# Brand New 2009 Shipoke 14



## wcnfl

Here are the pictures of the 2009 Shipoke 14. This boat is the newest Shipoke desisigned by Trevor Hanson the new owner of Shipoke Boats. We will have the Original 18 completed in the near future.


----------



## out2fish

Hope there is a test ride results on this boat it looks good and a nice lay out


----------



## paint it black

The skiff looks great.
The trailer looks a bit foolishly over sized.
But the bright side is one will never get wet launching the skiff.


----------



## wcnfl

10-4 on the oversized trailer. The thought was to launch and not get wet. We can sell without trailer or with different trailer.
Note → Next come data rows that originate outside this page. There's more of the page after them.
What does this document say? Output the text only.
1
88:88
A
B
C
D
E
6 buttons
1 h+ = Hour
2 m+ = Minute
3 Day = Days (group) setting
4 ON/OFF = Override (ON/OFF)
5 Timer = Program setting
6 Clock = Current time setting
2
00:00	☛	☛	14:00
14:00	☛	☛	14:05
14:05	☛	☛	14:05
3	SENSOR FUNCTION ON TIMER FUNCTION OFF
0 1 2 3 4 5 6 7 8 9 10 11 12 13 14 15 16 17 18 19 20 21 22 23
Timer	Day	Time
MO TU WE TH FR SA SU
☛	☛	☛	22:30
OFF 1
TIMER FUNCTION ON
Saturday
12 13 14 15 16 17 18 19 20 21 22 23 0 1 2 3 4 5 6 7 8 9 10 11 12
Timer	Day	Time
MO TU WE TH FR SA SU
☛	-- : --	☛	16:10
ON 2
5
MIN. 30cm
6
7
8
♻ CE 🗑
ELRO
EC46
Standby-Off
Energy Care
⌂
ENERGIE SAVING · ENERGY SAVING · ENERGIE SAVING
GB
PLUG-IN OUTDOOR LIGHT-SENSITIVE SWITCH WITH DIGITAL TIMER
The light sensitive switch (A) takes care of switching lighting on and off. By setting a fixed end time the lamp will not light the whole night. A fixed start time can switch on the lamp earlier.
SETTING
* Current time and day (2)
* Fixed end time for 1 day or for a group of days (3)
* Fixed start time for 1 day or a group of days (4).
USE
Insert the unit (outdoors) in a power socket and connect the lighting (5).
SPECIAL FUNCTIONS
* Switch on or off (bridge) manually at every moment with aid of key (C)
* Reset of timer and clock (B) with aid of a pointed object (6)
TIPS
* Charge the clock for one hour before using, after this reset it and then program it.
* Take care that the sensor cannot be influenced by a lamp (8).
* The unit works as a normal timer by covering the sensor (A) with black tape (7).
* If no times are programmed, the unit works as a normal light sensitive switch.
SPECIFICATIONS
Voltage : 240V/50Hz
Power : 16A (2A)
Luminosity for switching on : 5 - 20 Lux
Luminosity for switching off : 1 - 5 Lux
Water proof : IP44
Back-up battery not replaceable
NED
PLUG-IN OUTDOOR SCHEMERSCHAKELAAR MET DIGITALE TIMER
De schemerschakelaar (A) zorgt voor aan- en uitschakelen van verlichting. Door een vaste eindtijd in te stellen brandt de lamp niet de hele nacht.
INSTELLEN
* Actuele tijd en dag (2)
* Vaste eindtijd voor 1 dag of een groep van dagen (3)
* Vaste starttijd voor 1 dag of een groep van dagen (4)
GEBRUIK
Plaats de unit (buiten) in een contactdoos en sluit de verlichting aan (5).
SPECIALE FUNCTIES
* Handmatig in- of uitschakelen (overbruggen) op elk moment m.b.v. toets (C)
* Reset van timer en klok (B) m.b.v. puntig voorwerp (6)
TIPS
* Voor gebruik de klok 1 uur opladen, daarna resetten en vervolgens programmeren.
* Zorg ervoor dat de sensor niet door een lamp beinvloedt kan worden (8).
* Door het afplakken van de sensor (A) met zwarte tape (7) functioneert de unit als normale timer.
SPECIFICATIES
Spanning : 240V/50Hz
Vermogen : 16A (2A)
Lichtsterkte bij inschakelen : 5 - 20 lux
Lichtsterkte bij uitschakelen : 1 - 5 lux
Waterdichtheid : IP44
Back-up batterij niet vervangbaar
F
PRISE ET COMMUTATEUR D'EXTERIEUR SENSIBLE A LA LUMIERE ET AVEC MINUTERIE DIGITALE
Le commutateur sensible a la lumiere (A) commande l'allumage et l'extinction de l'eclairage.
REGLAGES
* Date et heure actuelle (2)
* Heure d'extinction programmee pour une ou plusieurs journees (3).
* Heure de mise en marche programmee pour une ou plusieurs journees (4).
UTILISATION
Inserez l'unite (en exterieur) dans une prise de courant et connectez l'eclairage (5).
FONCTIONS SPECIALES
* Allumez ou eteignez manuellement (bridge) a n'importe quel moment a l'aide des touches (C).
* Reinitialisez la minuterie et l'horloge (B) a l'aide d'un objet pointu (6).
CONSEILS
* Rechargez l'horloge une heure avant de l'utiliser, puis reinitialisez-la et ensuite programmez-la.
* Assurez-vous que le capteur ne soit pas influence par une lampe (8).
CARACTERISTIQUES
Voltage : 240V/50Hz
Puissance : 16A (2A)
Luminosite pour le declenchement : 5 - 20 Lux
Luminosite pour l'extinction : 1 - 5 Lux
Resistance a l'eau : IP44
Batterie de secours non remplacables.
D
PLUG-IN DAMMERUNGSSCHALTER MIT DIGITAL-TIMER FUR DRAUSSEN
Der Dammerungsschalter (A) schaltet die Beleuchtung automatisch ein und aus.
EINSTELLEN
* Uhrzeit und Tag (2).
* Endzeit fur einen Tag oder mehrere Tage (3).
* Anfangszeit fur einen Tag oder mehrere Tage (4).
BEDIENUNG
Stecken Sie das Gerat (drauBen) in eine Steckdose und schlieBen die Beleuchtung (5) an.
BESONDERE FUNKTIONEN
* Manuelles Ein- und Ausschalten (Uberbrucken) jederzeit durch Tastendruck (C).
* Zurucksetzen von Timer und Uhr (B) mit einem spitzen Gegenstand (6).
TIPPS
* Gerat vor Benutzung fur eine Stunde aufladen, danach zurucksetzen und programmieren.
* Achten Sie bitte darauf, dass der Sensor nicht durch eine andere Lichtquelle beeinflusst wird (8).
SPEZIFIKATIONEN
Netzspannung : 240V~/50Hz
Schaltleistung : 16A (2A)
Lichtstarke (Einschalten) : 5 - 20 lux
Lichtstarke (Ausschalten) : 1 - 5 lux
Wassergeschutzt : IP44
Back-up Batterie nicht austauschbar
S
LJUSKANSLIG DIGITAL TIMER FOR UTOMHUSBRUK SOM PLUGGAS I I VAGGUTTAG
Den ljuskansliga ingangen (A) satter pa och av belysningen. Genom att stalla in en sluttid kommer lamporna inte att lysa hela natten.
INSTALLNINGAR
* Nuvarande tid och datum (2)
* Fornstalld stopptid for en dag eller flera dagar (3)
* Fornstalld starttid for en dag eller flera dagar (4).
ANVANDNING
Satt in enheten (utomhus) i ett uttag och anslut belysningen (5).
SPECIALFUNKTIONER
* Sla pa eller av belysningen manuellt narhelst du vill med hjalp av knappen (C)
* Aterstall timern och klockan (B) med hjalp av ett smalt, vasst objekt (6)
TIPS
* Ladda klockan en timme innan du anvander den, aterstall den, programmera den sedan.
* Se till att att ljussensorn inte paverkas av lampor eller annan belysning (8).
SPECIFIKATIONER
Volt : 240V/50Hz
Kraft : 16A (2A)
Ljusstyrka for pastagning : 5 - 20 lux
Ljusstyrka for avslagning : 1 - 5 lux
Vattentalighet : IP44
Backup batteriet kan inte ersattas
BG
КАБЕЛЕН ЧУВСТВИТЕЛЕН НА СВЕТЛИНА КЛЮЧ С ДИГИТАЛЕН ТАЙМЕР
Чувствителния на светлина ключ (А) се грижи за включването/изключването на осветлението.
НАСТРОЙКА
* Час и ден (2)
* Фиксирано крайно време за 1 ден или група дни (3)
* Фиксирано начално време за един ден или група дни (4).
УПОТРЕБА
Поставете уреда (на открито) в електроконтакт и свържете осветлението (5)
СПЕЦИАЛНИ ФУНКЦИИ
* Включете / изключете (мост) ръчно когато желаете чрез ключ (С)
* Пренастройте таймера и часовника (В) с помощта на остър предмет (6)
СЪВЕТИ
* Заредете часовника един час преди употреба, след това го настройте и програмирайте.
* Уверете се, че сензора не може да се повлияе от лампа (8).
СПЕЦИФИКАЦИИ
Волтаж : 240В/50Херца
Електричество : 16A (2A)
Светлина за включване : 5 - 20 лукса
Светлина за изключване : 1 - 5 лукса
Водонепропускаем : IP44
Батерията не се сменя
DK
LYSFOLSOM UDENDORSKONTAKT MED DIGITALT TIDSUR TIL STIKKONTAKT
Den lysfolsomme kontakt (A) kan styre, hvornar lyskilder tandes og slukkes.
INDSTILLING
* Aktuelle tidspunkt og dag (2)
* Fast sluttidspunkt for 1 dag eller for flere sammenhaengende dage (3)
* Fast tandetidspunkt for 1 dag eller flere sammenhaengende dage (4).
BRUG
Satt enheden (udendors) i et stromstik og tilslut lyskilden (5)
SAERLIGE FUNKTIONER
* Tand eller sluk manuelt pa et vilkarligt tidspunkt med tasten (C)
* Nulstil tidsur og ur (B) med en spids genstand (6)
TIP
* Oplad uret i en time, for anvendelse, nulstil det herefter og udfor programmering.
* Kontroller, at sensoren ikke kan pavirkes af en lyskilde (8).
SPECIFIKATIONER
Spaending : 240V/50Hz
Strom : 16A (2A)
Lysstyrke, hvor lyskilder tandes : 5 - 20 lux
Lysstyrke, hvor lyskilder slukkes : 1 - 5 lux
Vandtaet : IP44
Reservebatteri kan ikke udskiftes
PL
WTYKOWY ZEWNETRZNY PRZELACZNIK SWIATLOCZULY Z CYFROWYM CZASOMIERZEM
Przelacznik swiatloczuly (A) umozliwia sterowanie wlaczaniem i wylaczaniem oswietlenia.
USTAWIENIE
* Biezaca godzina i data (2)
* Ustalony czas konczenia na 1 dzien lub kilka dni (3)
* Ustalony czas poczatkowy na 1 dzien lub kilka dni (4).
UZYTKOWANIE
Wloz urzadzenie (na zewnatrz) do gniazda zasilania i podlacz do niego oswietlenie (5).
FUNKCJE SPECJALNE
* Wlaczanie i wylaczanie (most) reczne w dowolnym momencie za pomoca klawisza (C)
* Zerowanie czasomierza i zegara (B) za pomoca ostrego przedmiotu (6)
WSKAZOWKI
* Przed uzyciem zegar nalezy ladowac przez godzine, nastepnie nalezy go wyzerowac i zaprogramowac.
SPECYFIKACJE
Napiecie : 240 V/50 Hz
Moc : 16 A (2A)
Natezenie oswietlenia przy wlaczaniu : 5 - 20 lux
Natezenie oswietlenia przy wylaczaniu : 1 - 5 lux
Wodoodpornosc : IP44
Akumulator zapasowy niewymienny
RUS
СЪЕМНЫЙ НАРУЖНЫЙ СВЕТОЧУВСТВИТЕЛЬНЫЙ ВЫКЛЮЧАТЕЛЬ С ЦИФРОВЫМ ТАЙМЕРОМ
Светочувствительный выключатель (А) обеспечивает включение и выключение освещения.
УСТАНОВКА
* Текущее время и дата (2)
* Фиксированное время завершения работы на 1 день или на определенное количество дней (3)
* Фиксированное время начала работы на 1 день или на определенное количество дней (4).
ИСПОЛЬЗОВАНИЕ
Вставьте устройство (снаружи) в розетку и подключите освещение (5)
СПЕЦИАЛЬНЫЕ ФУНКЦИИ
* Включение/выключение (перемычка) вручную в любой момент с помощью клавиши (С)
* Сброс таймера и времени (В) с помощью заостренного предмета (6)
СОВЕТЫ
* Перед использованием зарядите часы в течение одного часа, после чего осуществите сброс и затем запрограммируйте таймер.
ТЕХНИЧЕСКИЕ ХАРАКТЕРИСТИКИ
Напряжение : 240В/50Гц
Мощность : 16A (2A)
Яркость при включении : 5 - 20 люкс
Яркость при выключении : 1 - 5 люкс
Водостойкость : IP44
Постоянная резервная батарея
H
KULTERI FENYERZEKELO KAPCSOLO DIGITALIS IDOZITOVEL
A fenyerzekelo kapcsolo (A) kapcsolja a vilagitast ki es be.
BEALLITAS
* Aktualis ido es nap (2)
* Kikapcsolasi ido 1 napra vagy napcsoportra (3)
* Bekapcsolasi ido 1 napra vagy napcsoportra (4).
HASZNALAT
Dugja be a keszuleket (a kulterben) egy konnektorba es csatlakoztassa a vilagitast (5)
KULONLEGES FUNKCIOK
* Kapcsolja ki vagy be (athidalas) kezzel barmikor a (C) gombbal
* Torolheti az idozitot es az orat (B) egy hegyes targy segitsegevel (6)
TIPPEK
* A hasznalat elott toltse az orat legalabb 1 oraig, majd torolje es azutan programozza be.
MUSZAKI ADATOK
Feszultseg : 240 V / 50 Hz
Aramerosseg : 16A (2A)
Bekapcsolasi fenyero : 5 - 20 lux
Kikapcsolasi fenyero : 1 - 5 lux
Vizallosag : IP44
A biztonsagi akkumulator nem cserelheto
Thanks Wayne 727 347-9999


----------



## roob76

to each his own i guess but in my opinion that trailer is perfect for that hull. space to walk on it so you don't get wet on those super high tides and plenty of space to mount a spare. and the boat fits snug between the fenders. looks good to my eye


----------



## JRyanL

x2...I launch in some places I have to get wet no matter the tide. I like that trailer alot


----------



## wcnfl

The Trailer was made by Owens & Sons they are located in St Petersburg FL...they do a great job on trailers.


----------



## hennavin

wow,
great boat for the crowd looking for something in between! how many are in production? what does the fit and finish look like?


----------



## wcnfl

There are 2 boats that have been produced so far...the fit and finish is awsome...Trevor did a great job building the boat...


----------



## backwaterbandits

Very cool little boats!
   Love the trailer, unless you have garage
   issues... Owens and Sons are known for
   building very high quality trailers...And you 
   can keep your tow vehicle away from the
   water and the slick part of the ramp!


----------